CD, I am too tired to traipse through the whole thread, but...
Homoeopathy, used correctly, is very very effective. My dcs and I have had stunning experiences of it. One thing I would advise you against is prescribing for yourself. There may be several remedies indicated for urticaria symptoms but only one will match your case. If you took the wrong one, it may well help your urticaria but make other things worse or give you new symptoms. It is also important to get the correct potency, which is best left to a trained homoeopath, and just to have a single dose. Regular doses will improve the situation for a while but then the symptoms will return and you may end up worse off than you are now.
Sorry, this is a lot to read through, but I'm a bit of an evangelist about this.
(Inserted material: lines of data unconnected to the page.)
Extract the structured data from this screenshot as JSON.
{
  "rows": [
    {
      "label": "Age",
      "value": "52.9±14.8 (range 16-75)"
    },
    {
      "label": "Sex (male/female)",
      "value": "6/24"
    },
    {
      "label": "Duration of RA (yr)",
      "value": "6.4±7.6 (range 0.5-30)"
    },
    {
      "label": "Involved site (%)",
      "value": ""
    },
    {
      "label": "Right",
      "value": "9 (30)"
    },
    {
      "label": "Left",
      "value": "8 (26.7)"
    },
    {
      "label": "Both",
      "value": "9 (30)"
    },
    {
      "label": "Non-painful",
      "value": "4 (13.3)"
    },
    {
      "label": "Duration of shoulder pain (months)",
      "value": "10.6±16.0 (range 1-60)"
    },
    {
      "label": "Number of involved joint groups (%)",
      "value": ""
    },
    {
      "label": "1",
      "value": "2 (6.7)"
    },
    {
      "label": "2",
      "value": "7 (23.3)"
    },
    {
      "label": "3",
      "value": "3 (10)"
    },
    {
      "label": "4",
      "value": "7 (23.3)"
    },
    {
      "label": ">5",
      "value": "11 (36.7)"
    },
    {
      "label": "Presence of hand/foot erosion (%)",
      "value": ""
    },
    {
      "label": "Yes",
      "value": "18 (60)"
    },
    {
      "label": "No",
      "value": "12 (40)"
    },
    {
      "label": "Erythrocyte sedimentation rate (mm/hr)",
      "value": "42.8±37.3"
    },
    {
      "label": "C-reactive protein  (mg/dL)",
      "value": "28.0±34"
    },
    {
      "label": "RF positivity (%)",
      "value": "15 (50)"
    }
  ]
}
If you want to know more about it, or if I can help you to find a good homoeopath, please email me: [email protected]
And I would definitely avoid the antibiotics.
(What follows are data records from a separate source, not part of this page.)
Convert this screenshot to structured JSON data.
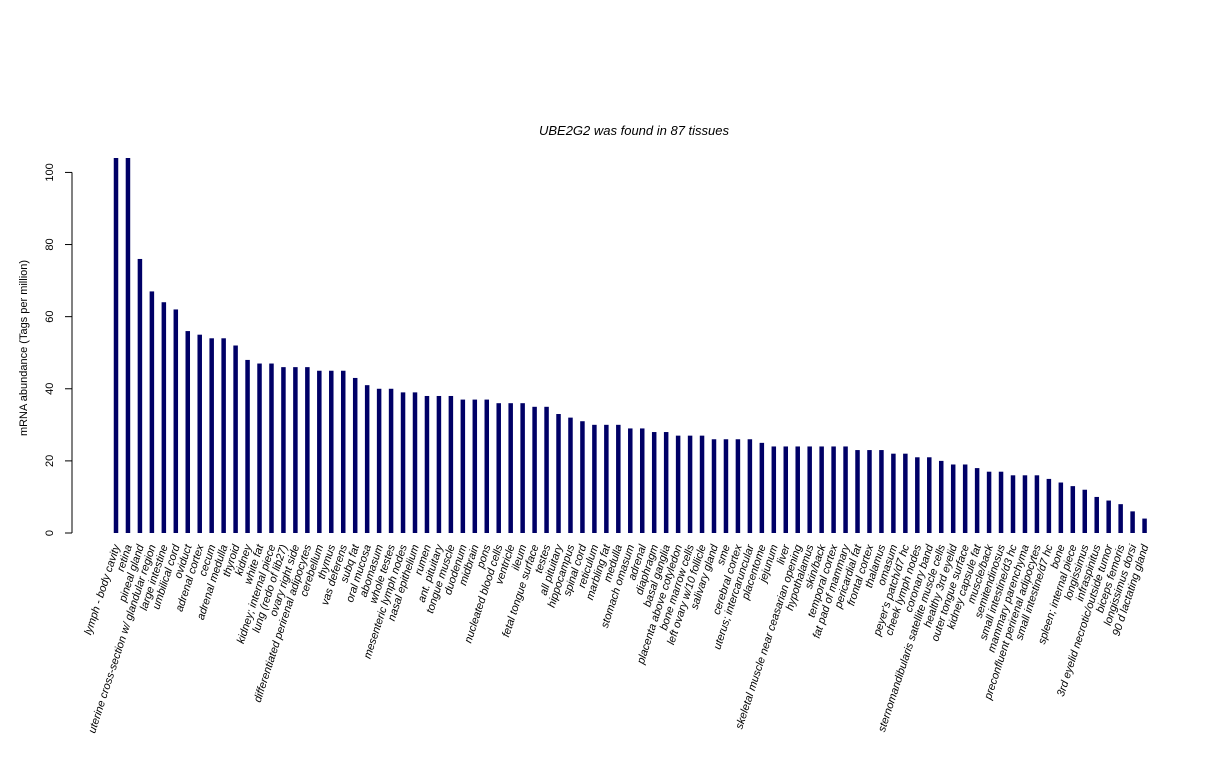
{
  "chart_data": {
    "type": "bar",
    "title": "UBE2G2  was found in  87  tissues",
    "xlabel": "",
    "ylabel": "mRNA abundance (Tags per million)",
    "ylim": [
      0,
      104
    ],
    "yticks": [
      0,
      20,
      40,
      60,
      80,
      100
    ],
    "grid": false,
    "bar_color": "#000066",
    "categories": [
      "lymph - body cavity",
      "retina",
      "pineal gland",
      "uterine cross-section w/ glandular region",
      "large intestine",
      "umbilical cord",
      "oviduct",
      "adrenal cortex",
      "cecum",
      "adrenal medulla",
      "thyroid",
      "kidney",
      "white fat",
      "kidney; internal piece",
      "lung (redo of lib27)",
      "ovary right side",
      "differentiated perirenal adipocytes",
      "cerebellum",
      "thymus",
      "vas deferens",
      "subq fat",
      "oral mucosa",
      "abomasum",
      "whole testes",
      "mesenteric lymph nodes",
      "nasal epithelium",
      "rumen",
      "ant. pituitary",
      "tongue muscle",
      "duodenum",
      "midbrain",
      "pons",
      "nucleated blood cells",
      "ventricle",
      "ileum",
      "fetal tongue surface",
      "testes",
      "all pituitary",
      "hippocampus",
      "spinal cord",
      "reticulum",
      "marbling fat",
      "medulla",
      "stomach omasum",
      "adrenal",
      "diaphragm",
      "basal ganglia",
      "placenta above cotyledon",
      "bone marrow cells",
      "left ovary w/10 follicle",
      "salivary gland",
      "sme",
      "cerebral cortex",
      "uterus; intercaruncular",
      "placentome",
      "jejunum",
      "liver",
      "skeletal muscle near ceasarian opening",
      "hypothalamus",
      "skin/back",
      "temporal cortex",
      "fat pad of mammary",
      "pericardial fat",
      "frontal cortex",
      "thalamus",
      "omasum",
      "peyer's patch/d7 hc",
      "cheek lymph nodes",
      "coronary band",
      "sternomandibularis satellite muscle cells",
      "healthy 3rd eyelid",
      "outer tongue surface",
      "kidney capsule fat",
      "muscle/back",
      "semitendinosus",
      "small intestine/d3 hc",
      "mammary parenchyma",
      "preconfluent perirenal adipocytes",
      "small intestine/d7 hc",
      "bone",
      "spleen; internal piece",
      "longissimus",
      "infraspinitus",
      "3rd eyelid necrotic/outside tumor",
      "biceps femoris",
      "longissimus dorsi",
      "90 d lactating gland"
    ],
    "values": [
      104,
      104,
      76,
      67,
      64,
      62,
      56,
      55,
      54,
      54,
      52,
      48,
      47,
      47,
      46,
      46,
      46,
      45,
      45,
      45,
      43,
      41,
      40,
      40,
      39,
      39,
      38,
      38,
      38,
      37,
      37,
      37,
      36,
      36,
      36,
      35,
      35,
      33,
      32,
      31,
      30,
      30,
      30,
      29,
      29,
      28,
      28,
      27,
      27,
      27,
      26,
      26,
      26,
      26,
      25,
      24,
      24,
      24,
      24,
      24,
      24,
      24,
      23,
      23,
      23,
      22,
      22,
      21,
      21,
      20,
      19,
      19,
      18,
      17,
      17,
      16,
      16,
      16,
      15,
      14,
      13,
      12,
      10,
      9,
      8,
      6,
      4
    ]
  }
}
DominiConnor · 21/06/2007 23:51

JodieG1, yes some doctors do believe in it, nearly all think it's garbage.

The core difference between science and art, is that what the majority think is of no relevance. Something can be true, even if no one believes it so.
But there is a key scientific principle here.

Homoeopathic bottles don't actually contain the stuff you are supposed to be cured by.
I do mean literally none, not "very little", or "almost none". None, zero.
Indeed control tests are difficult because if I had a vial of pure water, and a vial of a some "remedy", there would be no difference.

Indeed given that a properly prepared "remedy" contains absolutely none of the material, and that humans pick up such a wide range of trace crap for the environment, the net effect of drinking a dose of a this cure-all is actually to reduce the concentration of any "useful" "space time thingies" in your body.
The same effect can of course be achieved from tap water.

TooTicky · 21/06/2007 23:55

Oh, and GPs who are also homoeopaths....well...they only have to do a fairly piddly homoeopathic course, and if they also work as a conventional GP they can't really understand homoeopathy properly - allopathy and homoeopathy are extremely different in their aims. Allopathy aims to remove symptoms, homoeopathy aims to remove the sickness that causes the symptoms. And a homoeopath should really take about an hour to take your case fully - a GP is unlikely to do this. If you do go with the GP, make sure you are only given one dose of a single remedy (no dodgy blends).